Dennis DiPietre
Dennis DiPietre

“The U.S. pork industry is facing a predictable crunch, which happens when major drought collides with ever-increasing competitive demand for corn-for-fuel,” says Dennis DiPietre, Knowledge Ventures. Ethanol now reportedly exceeds all livestock corn use on an annual basis in the United States. 

“Given the likely future increased demand for corn-for-fuel, resulting from the faltering movement to cellulosic ethanol production, which was supposed to bring relief from ever increasing competitive corn demand, pork producers face a future where anything but sequential record corn crops will result in extreme feed price volatility, price rationing and ever higher average pork production costs,” DiPietre says.

As producers tighten down feeders, check their micron size and strive to minimize over-formulation, anything that affects feed utilization efficiency and reduces waste becomes a critical consideration, DiPietre notes.  Genetic improvements in both pigs and corn, technological advances in feeding and milling equipment and pig housing as well as new pharmaceuticals and biologicals will incentivize the adoption of new advances.

DiPietre points to Improvest as one such advance now being considered in the United States.  “While there is a substantial and sometimes hesitant courtship process playing out as several levels of the production, processing and marketing channel take a closer look at this new product, one of the biggest financial advantages for producers is marked reductions in corn use if it is implemented,” he notes. 

Modeling growth and feed intake of physically castrated males along with males given Improvest using conventional corn/soybean meal diets reveals that up to 0.73 bushels of corn may be saved per male pig treated with Improvest compared to a physically castrated barrow, DiPietre calculates. 

He looked at the savings for a hog marketed at 210 lbs. carcass weight, with a corresponding wean-to-finish feed efficiency of 2.55 versus 2.34 (physical versus immunologically castrate).  The dollar savings depends on corn and protein price, but at $7.45 per bushel for corn, $480 per ton for soybean meal and $284 per ton for distillers dried grains with soluables, the estimated net saving is more than $5 per head in total feed cost, DiPietre points out. Improvest treated males require more protein but use less total feed and corn to achieve the same weight carcass as traditional barrows.

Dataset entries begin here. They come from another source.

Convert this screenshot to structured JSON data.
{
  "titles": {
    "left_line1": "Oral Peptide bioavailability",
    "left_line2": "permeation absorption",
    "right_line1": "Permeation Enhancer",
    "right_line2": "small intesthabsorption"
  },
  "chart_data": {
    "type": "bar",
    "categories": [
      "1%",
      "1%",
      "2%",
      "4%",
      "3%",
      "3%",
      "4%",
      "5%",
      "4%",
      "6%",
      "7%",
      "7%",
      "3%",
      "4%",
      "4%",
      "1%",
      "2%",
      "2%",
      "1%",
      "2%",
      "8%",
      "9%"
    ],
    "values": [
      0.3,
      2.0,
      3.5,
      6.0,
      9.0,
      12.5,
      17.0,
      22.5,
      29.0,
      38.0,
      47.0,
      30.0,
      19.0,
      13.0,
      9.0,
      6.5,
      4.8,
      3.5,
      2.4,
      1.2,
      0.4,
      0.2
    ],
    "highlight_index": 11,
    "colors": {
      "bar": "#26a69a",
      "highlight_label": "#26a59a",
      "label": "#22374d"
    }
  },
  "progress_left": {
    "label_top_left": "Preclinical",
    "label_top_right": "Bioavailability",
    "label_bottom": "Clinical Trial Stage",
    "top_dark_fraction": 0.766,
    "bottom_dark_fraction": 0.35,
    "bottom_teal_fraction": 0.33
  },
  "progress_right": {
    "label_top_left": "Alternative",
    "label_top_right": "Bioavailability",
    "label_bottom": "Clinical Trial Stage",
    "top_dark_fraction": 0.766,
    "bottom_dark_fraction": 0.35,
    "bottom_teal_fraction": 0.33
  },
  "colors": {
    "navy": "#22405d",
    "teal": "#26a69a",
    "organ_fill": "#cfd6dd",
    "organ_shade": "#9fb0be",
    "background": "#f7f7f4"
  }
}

On a 1,200-sow, farrow-to-finish farm that markets 15,000 male pigs annually, the corn savings could be close to 11,000 bushels per year, he estimates. For a 2,400-sow farm the corn savings pencil out at 21,900 bushels annually. “At September’s average projected U.S. corn output (122.8 bushel per acre), it means Improvest could save the 2,400-sow, farrow-to-finish producer the equivalent of over 178 acres of corn,” DiPietre notes. “Adoption by large regions or nationwide would cause a dramatic savings in total U.S. corn production and would be expected to lower price both of corn and eventually hogs though more total hogs would likely be produced.” 

He points out that many rounds of adjustment would take place to reach new equilibria across the feed-grain and related protein (beef and poultry) sectors. “Estimating the new equilibrium in each market is beyond our scope here,” DiPietre says.